Viability and motoric function of zebrafish embryos injected with CUG repeat RNA is modified by pseudouridylation. (A) DMPK and GFP control constructs injected into zebrafish. These RNAs were transcribed in vitro with either all UTP or all Ψ-NTP. RNA containing the DMPK 3′ UTR has 91 CUG repeats. (B) Viability of zebrafish embryos at 24 h post fertilization after injection with in vitro-transcribed GFP or GFP:(CUG)₉₁ RNA containing either uridine or Ψ. There was no significant difference in the viability of embryos injected with GFP with and without Ψ. Embryos injected with (CUG)₉₁ RNA transcribed in vitro with 100% Ψ exhibit significantly enhanced viability compared to uridine-containing (CUG)₉₁ RNA. N>400/>500 zebrafish per genotype over at least three independent experiments.
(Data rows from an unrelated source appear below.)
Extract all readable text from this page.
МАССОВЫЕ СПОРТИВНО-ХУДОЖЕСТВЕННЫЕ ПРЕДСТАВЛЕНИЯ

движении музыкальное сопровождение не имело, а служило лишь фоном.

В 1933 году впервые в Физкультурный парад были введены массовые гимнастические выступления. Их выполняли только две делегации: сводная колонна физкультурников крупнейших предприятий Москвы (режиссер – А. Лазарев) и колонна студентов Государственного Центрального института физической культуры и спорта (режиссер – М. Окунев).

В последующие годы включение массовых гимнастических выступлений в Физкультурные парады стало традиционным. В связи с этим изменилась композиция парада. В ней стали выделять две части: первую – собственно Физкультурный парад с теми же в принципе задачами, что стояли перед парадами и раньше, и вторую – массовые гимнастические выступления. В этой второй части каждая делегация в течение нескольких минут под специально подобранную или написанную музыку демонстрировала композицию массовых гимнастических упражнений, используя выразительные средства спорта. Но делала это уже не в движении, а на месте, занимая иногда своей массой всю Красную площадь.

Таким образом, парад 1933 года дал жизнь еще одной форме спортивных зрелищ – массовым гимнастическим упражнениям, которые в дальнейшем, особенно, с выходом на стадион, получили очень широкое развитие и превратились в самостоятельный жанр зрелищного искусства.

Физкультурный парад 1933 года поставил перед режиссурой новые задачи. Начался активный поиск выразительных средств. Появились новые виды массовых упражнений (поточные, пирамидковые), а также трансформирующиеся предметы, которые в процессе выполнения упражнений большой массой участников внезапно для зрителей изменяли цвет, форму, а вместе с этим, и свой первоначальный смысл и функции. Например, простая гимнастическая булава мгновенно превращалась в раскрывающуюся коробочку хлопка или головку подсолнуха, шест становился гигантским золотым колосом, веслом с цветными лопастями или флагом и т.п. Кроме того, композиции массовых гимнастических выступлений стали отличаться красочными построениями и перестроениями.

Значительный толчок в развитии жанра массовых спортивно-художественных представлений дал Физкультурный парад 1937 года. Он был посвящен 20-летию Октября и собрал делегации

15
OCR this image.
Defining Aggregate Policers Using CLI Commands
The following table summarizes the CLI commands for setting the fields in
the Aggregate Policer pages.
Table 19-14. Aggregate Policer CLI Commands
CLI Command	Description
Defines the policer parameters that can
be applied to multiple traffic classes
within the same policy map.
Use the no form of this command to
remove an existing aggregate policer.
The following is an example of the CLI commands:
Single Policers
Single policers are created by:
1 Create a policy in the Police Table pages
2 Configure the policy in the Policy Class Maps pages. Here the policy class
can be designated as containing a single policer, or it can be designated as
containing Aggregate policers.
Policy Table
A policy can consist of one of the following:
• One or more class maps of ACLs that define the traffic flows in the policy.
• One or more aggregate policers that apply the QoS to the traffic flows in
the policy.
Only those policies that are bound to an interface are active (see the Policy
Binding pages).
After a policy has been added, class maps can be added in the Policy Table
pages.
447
For GFP versus (CUG)₉₁ the P value was 0.014. For RNA (Ψ(CUG)₉₁ versus (CUG)₉₁ the P value was 0.030. P < 0.05 by Fishers exact test. (C) Spontaneous coiling movements in 24 hpf zebrafish embryos injected with the indicated in vitro-transcribed RNAs. Coiling data is graphed as the number of spontaneous coiling movements/minute. (CUG)₉₁ RNA-injected embryos exhibit impaired early muscle development and function, with decreased spontaneous coiling at 24 hpf. In contrast, embryos injected with 100% Ψ (CUG)₉₁ RNA exhibit normal spontaneous coiling rates compared to GFP-injected embryos (P < 0.0001). N>100/ zebrafish per genotype over three independent experiments were analyzed. All groups were significantly different by a Kruskal Wallis ANOVA. * indicates P < 0.0001 by Post-hoc Mann-Whitney U test for viability. * indicates P < 0.05 and **** indicates P < 0.0001 by standard unpaired, two-tailed t test for spontaneous coiling.